Numa tarde de março de 1289, Dante Alighieri caminhava por uma rua de Florença com alguns amigos. De repente, um forte cheiro a queimado chamou a sua atenção. Os homens que devastavam os campos em redor de Florença eram soldados enviados por Guglielmino degli Ubertini, bispo de Arezzo, um grande guerreiro (Giovanni Villani, Nuova Cronica VIII.131). Nesta época, Florença era governada pelo partido guelfo, pró-papal, e a única cidade que ameaçava a sua posição de liderança na Toscânia era a cidade gibelina de Arezzo, ainda leal à causa imperial.
Características
Especial: Dr. Konstantin Nossov, 'Artilharia russa dos séculos XIV a XVI: o surgimento de uma nova arma de guerra no Oriente'.
As armas de fogo desencadearam uma revolução na guerra. Ainda hoje colhemos os frutos: as armas de fogo continuam a ocupar uma posição dominante entre todos os tipos de armamento. Graças ao uso generalizado das armas de fogo, deu-se a transição dos métodos de guerra medievais para as batalhas renascentistas.
A batalha: Patrick S. Baker, 'A outra grande vitória de Carlos Martel sobre os Mouros: a Batalha do Rio Berre'.
Ilustrado por Carlos García.
O conflito entre os mouros muçulmanos de al-Andalus (atual Espanha) e os francos cristãos de França (atual norte de França e países do Benelux) pela supremacia sobre a Gália Ocidental era inevitável. Ambos os lados eram política e culturalmente vigorosos, influentes e movidos por ambições territoriais e religiosas. Além disso, ambos possuíam poder militar suficiente para concretizar estas ambições.

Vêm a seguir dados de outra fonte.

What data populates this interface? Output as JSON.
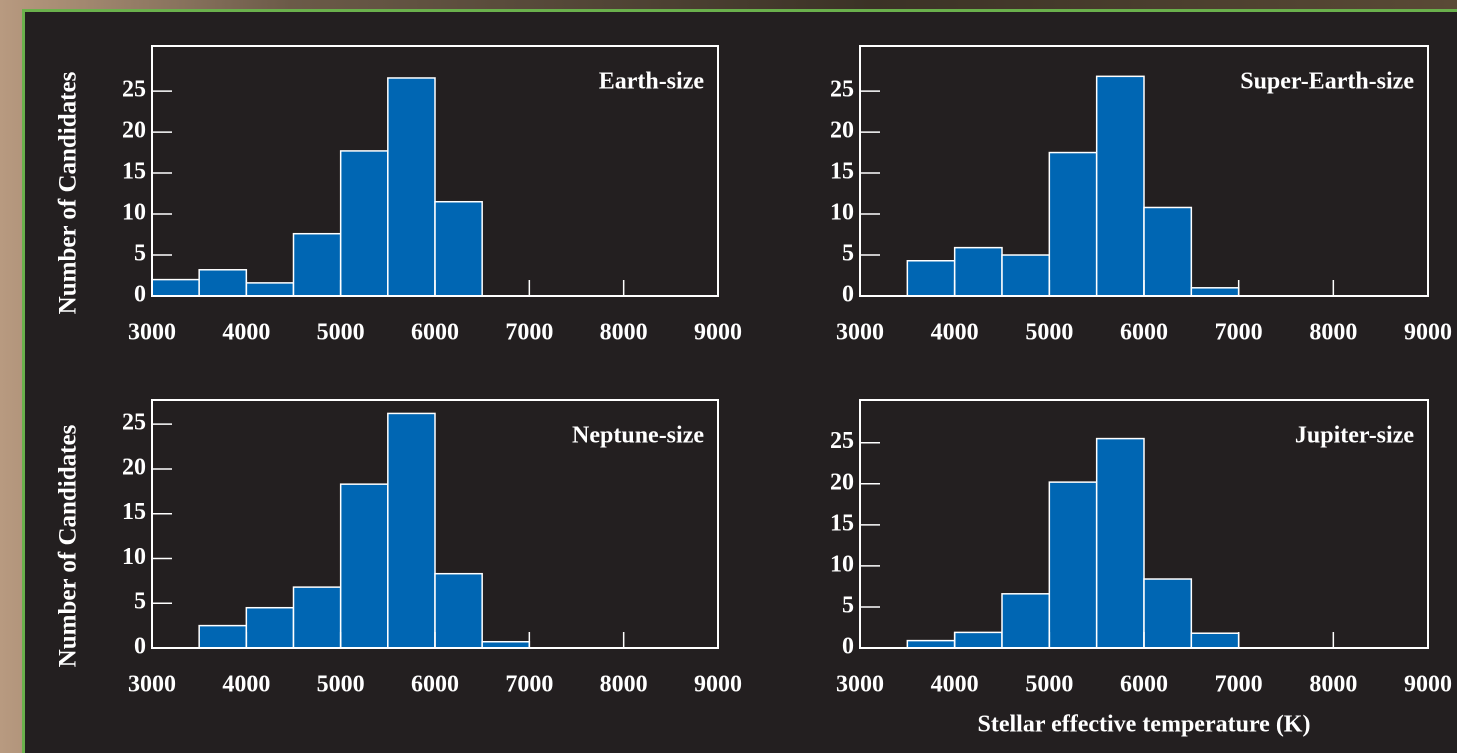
{
  "chart_data": [
    {
      "type": "histogram",
      "title": "Earth-size",
      "ylabel": "Number of Candidates",
      "bins": [
        3000,
        3500,
        4000,
        4500,
        5000,
        5500,
        6000,
        6500
      ],
      "values": [
        2,
        3.2,
        1.6,
        7.6,
        17.7,
        26.6,
        11.5
      ],
      "color": "#0066b3",
      "xlim": [
        3000,
        9000
      ],
      "xticks": [
        3000,
        4000,
        5000,
        6000,
        7000,
        8000,
        9000
      ],
      "ylim": [
        0,
        30.5
      ],
      "yticks": [
        0,
        5,
        10,
        15,
        20,
        25
      ]
    },
    {
      "type": "histogram",
      "title": "Super-Earth-size",
      "bins": [
        3500,
        4000,
        4500,
        5000,
        5500,
        6000,
        6500,
        7000
      ],
      "values": [
        4.3,
        5.9,
        5.0,
        17.5,
        26.8,
        10.8,
        1.0
      ],
      "color": "#0066b3",
      "xlim": [
        3000,
        9000
      ],
      "xticks": [
        3000,
        4000,
        5000,
        6000,
        7000,
        8000,
        9000
      ],
      "ylim": [
        0,
        30.5
      ],
      "yticks": [
        0,
        5,
        10,
        15,
        20,
        25
      ]
    },
    {
      "type": "histogram",
      "title": "Neptune-size",
      "ylabel": "Number of Candidates",
      "bins": [
        3500,
        4000,
        4500,
        5000,
        5500,
        6000,
        6500,
        7000
      ],
      "values": [
        2.5,
        4.5,
        6.8,
        18.3,
        26.2,
        8.3,
        0.7
      ],
      "color": "#0066b3",
      "xlim": [
        3000,
        9000
      ],
      "xticks": [
        3000,
        4000,
        5000,
        6000,
        7000,
        8000,
        9000
      ],
      "ylim": [
        0,
        27.7
      ],
      "yticks": [
        0,
        5,
        10,
        15,
        20,
        25
      ]
    },
    {
      "type": "histogram",
      "title": "Jupiter-size",
      "xlabel": "Stellar effective temperature (K)",
      "bins": [
        3500,
        4000,
        4500,
        5000,
        5500,
        6000,
        6500,
        7000
      ],
      "values": [
        0.9,
        1.9,
        6.6,
        20.2,
        25.5,
        8.4,
        1.8
      ],
      "color": "#0066b3",
      "xlim": [
        3000,
        9000
      ],
      "xticks": [
        3000,
        4000,
        5000,
        6000,
        7000,
        8000,
        9000
      ],
      "ylim": [
        0,
        30.2
      ],
      "yticks": [
        0,
        5,
        10,
        15,
        20,
        25
      ]
    }
  ]
}
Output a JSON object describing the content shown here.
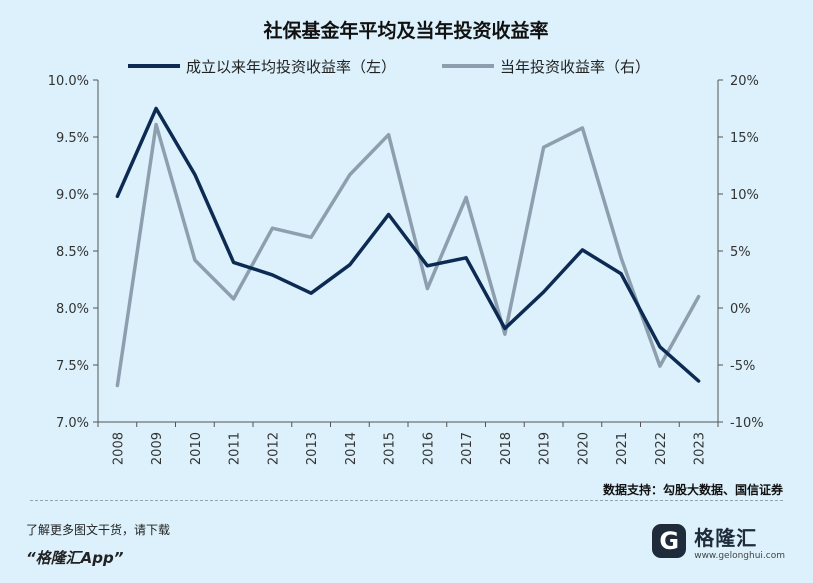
{
  "chart_data": {
    "type": "line",
    "title": "社保基金年平均及当年投资收益率",
    "categories": [
      "2008",
      "2009",
      "2010",
      "2011",
      "2012",
      "2013",
      "2014",
      "2015",
      "2016",
      "2017",
      "2018",
      "2019",
      "2020",
      "2021",
      "2022",
      "2023"
    ],
    "series": [
      {
        "name": "成立以来年均投资收益率（左）",
        "axis": "left",
        "color": "#0d2a52",
        "values": [
          8.98,
          9.75,
          9.17,
          8.4,
          8.29,
          8.13,
          8.38,
          8.82,
          8.37,
          8.44,
          7.82,
          8.14,
          8.51,
          8.3,
          7.66,
          7.36
        ]
      },
      {
        "name": "当年投资收益率（右）",
        "axis": "right",
        "color": "#8d9fae",
        "values": [
          -6.8,
          16.1,
          4.2,
          0.8,
          7.0,
          6.2,
          11.7,
          15.2,
          1.7,
          9.7,
          -2.3,
          14.1,
          15.8,
          4.4,
          -5.1,
          1.0
        ]
      }
    ],
    "yleft": {
      "ylim": [
        7.0,
        10.0
      ],
      "ticks": [
        10.0,
        9.5,
        9.0,
        8.5,
        8.0,
        7.5,
        7.0
      ],
      "tick_labels": [
        "10.0%",
        "9.5%",
        "9.0%",
        "8.5%",
        "8.0%",
        "7.5%",
        "7.0%"
      ]
    },
    "yright": {
      "ylim": [
        -10,
        20
      ],
      "ticks": [
        20,
        15,
        10,
        5,
        0,
        -5,
        -10
      ],
      "tick_labels": [
        "20%",
        "15%",
        "10%",
        "5%",
        "0%",
        "-5%",
        "-10%"
      ]
    },
    "grid": false,
    "legend_position": "top"
  },
  "source_text": "数据支持：勾股大数据、国信证券",
  "promo": {
    "line1": "了解更多图文干货，请下载",
    "line2": "“格隆汇App”"
  },
  "brand": {
    "mark": "G",
    "name": "格隆汇",
    "url": "www.gelonghui.com"
  }
}
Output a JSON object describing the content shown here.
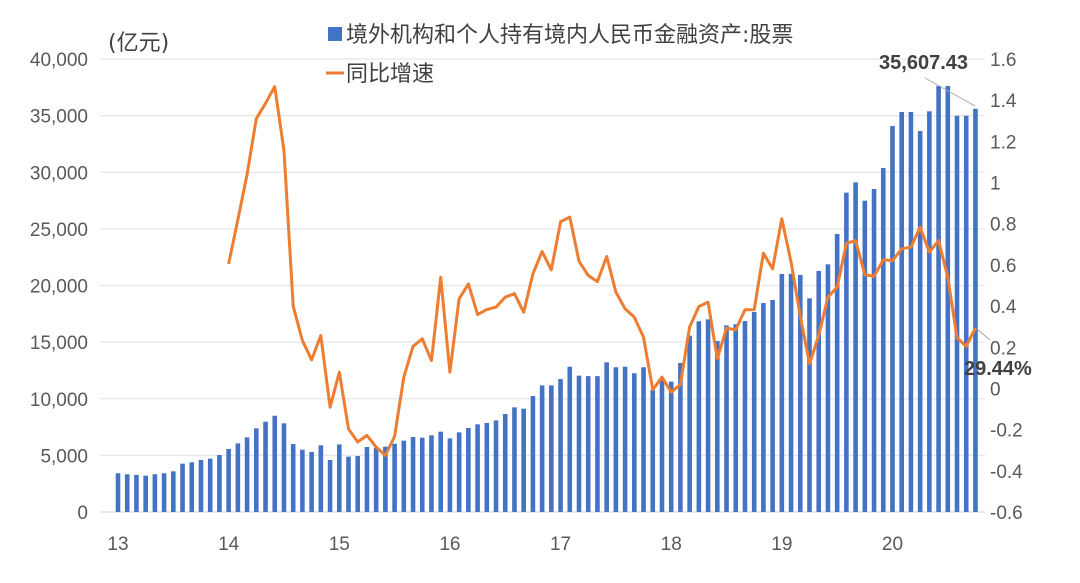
{
  "chart_data": {
    "type": "bar+line",
    "unit_label": "(亿元)",
    "legend": [
      {
        "name": "境外机构和个人持有境内人民币金融资产:股票",
        "type": "bar",
        "axis": "left",
        "color": "#4472C4"
      },
      {
        "name": "同比增速",
        "type": "line",
        "axis": "right",
        "color": "#ED7D31"
      }
    ],
    "legend_placement": "top",
    "grid": true,
    "y_left": {
      "range": [
        0,
        40000
      ],
      "ticks": [
        "0",
        "5,000",
        "10,000",
        "15,000",
        "20,000",
        "25,000",
        "30,000",
        "35,000",
        "40,000"
      ]
    },
    "y_right": {
      "range": [
        -0.6,
        1.6
      ],
      "ticks": [
        "-0.6",
        "-0.4",
        "-0.2",
        "0",
        "0.2",
        "0.4",
        "0.6",
        "0.8",
        "1",
        "1.2",
        "1.4",
        "1.6"
      ]
    },
    "x_ticks": [
      "13",
      "14",
      "15",
      "16",
      "17",
      "18",
      "19",
      "20"
    ],
    "x": [
      "2013-01",
      "2013-02",
      "2013-03",
      "2013-04",
      "2013-05",
      "2013-06",
      "2013-07",
      "2013-08",
      "2013-09",
      "2013-10",
      "2013-11",
      "2013-12",
      "2014-01",
      "2014-02",
      "2014-03",
      "2014-04",
      "2014-05",
      "2014-06",
      "2014-07",
      "2014-08",
      "2014-09",
      "2014-10",
      "2014-11",
      "2014-12",
      "2015-01",
      "2015-02",
      "2015-03",
      "2015-04",
      "2015-05",
      "2015-06",
      "2015-07",
      "2015-08",
      "2015-09",
      "2015-10",
      "2015-11",
      "2015-12",
      "2016-01",
      "2016-02",
      "2016-03",
      "2016-04",
      "2016-05",
      "2016-06",
      "2016-07",
      "2016-08",
      "2016-09",
      "2016-10",
      "2016-11",
      "2016-12",
      "2017-01",
      "2017-02",
      "2017-03",
      "2017-04",
      "2017-05",
      "2017-06",
      "2017-07",
      "2017-08",
      "2017-09",
      "2017-10",
      "2017-11",
      "2017-12",
      "2018-01",
      "2018-02",
      "2018-03",
      "2018-04",
      "2018-05",
      "2018-06",
      "2018-07",
      "2018-08",
      "2018-09",
      "2018-10",
      "2018-11",
      "2018-12",
      "2019-01",
      "2019-02",
      "2019-03",
      "2019-04",
      "2019-05",
      "2019-06",
      "2019-07",
      "2019-08",
      "2019-09",
      "2019-10",
      "2019-11",
      "2019-12",
      "2020-01",
      "2020-02",
      "2020-03",
      "2020-04",
      "2020-05",
      "2020-06",
      "2020-07",
      "2020-08",
      "2020-09",
      "2020-10"
    ],
    "series": [
      {
        "name": "境外机构和个人持有境内人民币金融资产:股票",
        "values": [
          3420,
          3330,
          3270,
          3210,
          3330,
          3420,
          3590,
          4270,
          4390,
          4590,
          4710,
          5030,
          5560,
          6060,
          6590,
          7390,
          7970,
          8500,
          7830,
          6000,
          5500,
          5300,
          5890,
          4590,
          5970,
          4890,
          4940,
          5740,
          5680,
          5770,
          6030,
          6300,
          6620,
          6560,
          6770,
          7090,
          6500,
          7030,
          7420,
          7740,
          7860,
          8090,
          8650,
          9240,
          9120,
          10240,
          11180,
          11180,
          11740,
          12830,
          12040,
          12000,
          12000,
          13220,
          12780,
          12830,
          12250,
          12780,
          10770,
          11650,
          11510,
          13160,
          15570,
          16840,
          17010,
          15100,
          16480,
          16570,
          16860,
          17660,
          18450,
          18720,
          21020,
          21040,
          20930,
          18870,
          21280,
          21870,
          24550,
          28200,
          29110,
          27490,
          28520,
          30380,
          34080,
          35320,
          35320,
          33640,
          35380,
          37620,
          37620,
          34990,
          34990,
          35607.43
        ]
      },
      {
        "name": "同比增速",
        "values": [
          null,
          null,
          null,
          null,
          null,
          null,
          null,
          null,
          null,
          null,
          null,
          null,
          0.605,
          0.82,
          1.04,
          1.31,
          1.385,
          1.466,
          1.155,
          0.4,
          0.233,
          0.139,
          0.257,
          -0.091,
          0.079,
          -0.196,
          -0.26,
          -0.228,
          -0.285,
          -0.325,
          -0.233,
          0.055,
          0.204,
          0.241,
          0.136,
          0.54,
          0.079,
          0.435,
          0.508,
          0.359,
          0.383,
          0.395,
          0.443,
          0.46,
          0.37,
          0.557,
          0.665,
          0.576,
          0.81,
          0.832,
          0.618,
          0.549,
          0.519,
          0.641,
          0.468,
          0.387,
          0.346,
          0.249,
          -0.006,
          0.055,
          -0.018,
          0.019,
          0.298,
          0.398,
          0.419,
          0.144,
          0.293,
          0.285,
          0.382,
          0.383,
          0.657,
          0.581,
          0.824,
          0.613,
          0.35,
          0.12,
          0.257,
          0.443,
          0.492,
          0.705,
          0.718,
          0.553,
          0.544,
          0.625,
          0.621,
          0.678,
          0.686,
          0.783,
          0.662,
          0.718,
          0.54,
          0.246,
          0.204,
          0.2944
        ]
      }
    ],
    "annotations": {
      "last_bar": "35,607.43",
      "last_growth": "29.44%"
    }
  }
}
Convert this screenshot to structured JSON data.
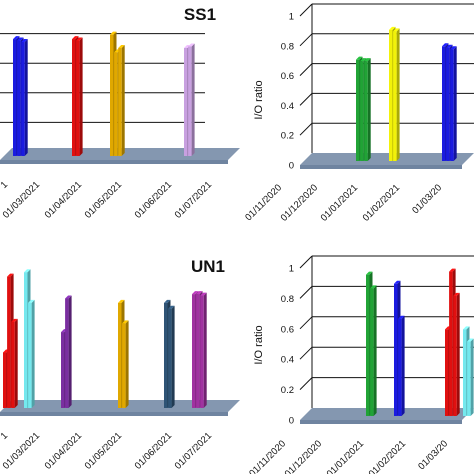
{
  "chart_data": [
    {
      "panel": "top-left",
      "type": "bar",
      "title": "SS1",
      "ylabel": "",
      "ylim": [
        0,
        1
      ],
      "gridlines": [
        0.2,
        0.4,
        0.6,
        0.8
      ],
      "x_tick_labels": [
        "1",
        "01/03/2021",
        "01/04/2021",
        "01/05/2021",
        "01/06/2021",
        "01/07/2021"
      ],
      "series": [
        {
          "color": "#1b1be0",
          "values": [
            0.79,
            0.78,
            0.77
          ]
        },
        {
          "color": "#e01010",
          "values": [
            0.79,
            0.78
          ]
        },
        {
          "color": "#e0a800",
          "values": [
            0.82,
            0.7,
            0.73
          ]
        },
        {
          "color": "#c8a0e0",
          "values": [
            0.73,
            0.74
          ]
        }
      ]
    },
    {
      "panel": "top-right",
      "type": "bar",
      "title": "",
      "ylabel": "I/O ratio",
      "ylim": [
        0,
        1
      ],
      "y_tick_labels": [
        "0",
        "0.2",
        "0.4",
        "0.6",
        "0.8",
        "1"
      ],
      "x_tick_labels": [
        "01/11/2020",
        "01/12/2020",
        "01/01/2021",
        "01/02/2021",
        "01/03/20"
      ],
      "series": [
        {
          "color": "#21a336",
          "values": [
            0.68,
            0.67,
            0.67
          ]
        },
        {
          "color": "#f2f20a",
          "values": [
            0.88,
            0.87
          ]
        },
        {
          "color": "#1b1be0",
          "values": [
            0.77,
            0.76,
            0.75
          ]
        }
      ]
    },
    {
      "panel": "bottom-left",
      "type": "bar",
      "title": "UN1",
      "ylabel": "",
      "ylim": [
        0,
        1
      ],
      "x_tick_labels": [
        "1",
        "01/03/2021",
        "01/04/2021",
        "01/05/2021",
        "01/06/2021",
        "01/07/2021"
      ],
      "series": [
        {
          "color": "#e01010",
          "values": [
            0.38,
            0.9,
            0.59
          ]
        },
        {
          "color": "#74e8ee",
          "values": [
            0.93,
            0.72
          ]
        },
        {
          "color": "#7a2ea0",
          "values": [
            0.52,
            0.75
          ]
        },
        {
          "color": "#e0a800",
          "values": [
            0.72,
            0.58
          ]
        },
        {
          "color": "#2f5476",
          "values": [
            0.72,
            0.68
          ]
        },
        {
          "color": "#a032a0",
          "values": [
            0.78,
            0.78,
            0.77
          ]
        }
      ]
    },
    {
      "panel": "bottom-right",
      "type": "bar",
      "title": "",
      "ylabel": "I/O ratio",
      "ylim": [
        0,
        1
      ],
      "y_tick_labels": [
        "0",
        "0.2",
        "0.4",
        "0.6",
        "0.8",
        "1"
      ],
      "x_tick_labels": [
        "01/11/2020",
        "01/12/2020",
        "01/01/2021",
        "01/02/2021",
        "01/03/20"
      ],
      "series": [
        {
          "color": "#21a336",
          "values": [
            0.93,
            0.84
          ]
        },
        {
          "color": "#1b1be0",
          "values": [
            0.87,
            0.64
          ]
        },
        {
          "color": "#e01010",
          "values": [
            0.57,
            0.95,
            0.79
          ]
        },
        {
          "color": "#74e8ee",
          "values": [
            0.57,
            0.49
          ]
        }
      ]
    }
  ]
}
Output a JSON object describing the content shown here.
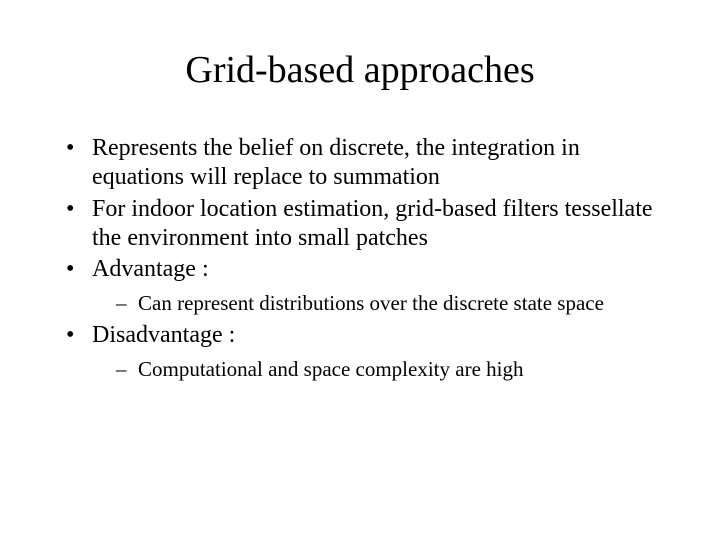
{
  "title": "Grid-based approaches",
  "bullets": {
    "b0": "Represents the belief on discrete, the integration in equations will replace to summation",
    "b1": "For indoor location estimation, grid-based filters tessellate the environment into small patches",
    "b2": "Advantage :",
    "b2_sub0": "Can represent distributions over the discrete state space",
    "b3": "Disadvantage :",
    "b3_sub0": "Computational and space complexity are high"
  },
  "style": {
    "background_color": "#ffffff",
    "text_color": "#000000",
    "font_family": "Times New Roman",
    "title_fontsize": 38,
    "body_fontsize": 24,
    "sub_fontsize": 21,
    "bullet_char": "•",
    "sub_bullet_char": "–"
  }
}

O guerreiro: Vassilis Pergalias, 'protegendo o bispo de São Pedro - a Guarda Suíça Pontifícia'.
Ilustrado por Graham Sumner.
Na altura da invasão da Itália em 1494 pelo exército organizado do monarca francês Carlos VIII, e das guerras subsequentes que devastaram a península italiana, os mercenários suíços já tinham conquistado uma reputação infame pelo seu profissionalismo, o que lhes permitia obter contratos lucrativos. A 22 de janeiro de 1506, 150 soldados de infantaria suíços marcharam pela Porta del Popolo, em Roma, em direção à Basílica de São Pedro, onde foram recebidos com alegria pelo seu novo pagador, o Papa Júlio II. Naquele fatídico e frio dia de janeiro, iniciou-se uma relação que duraria mais de meio milénio, com a Guarda Pontifícia Suíça a proteger o Papa desde então.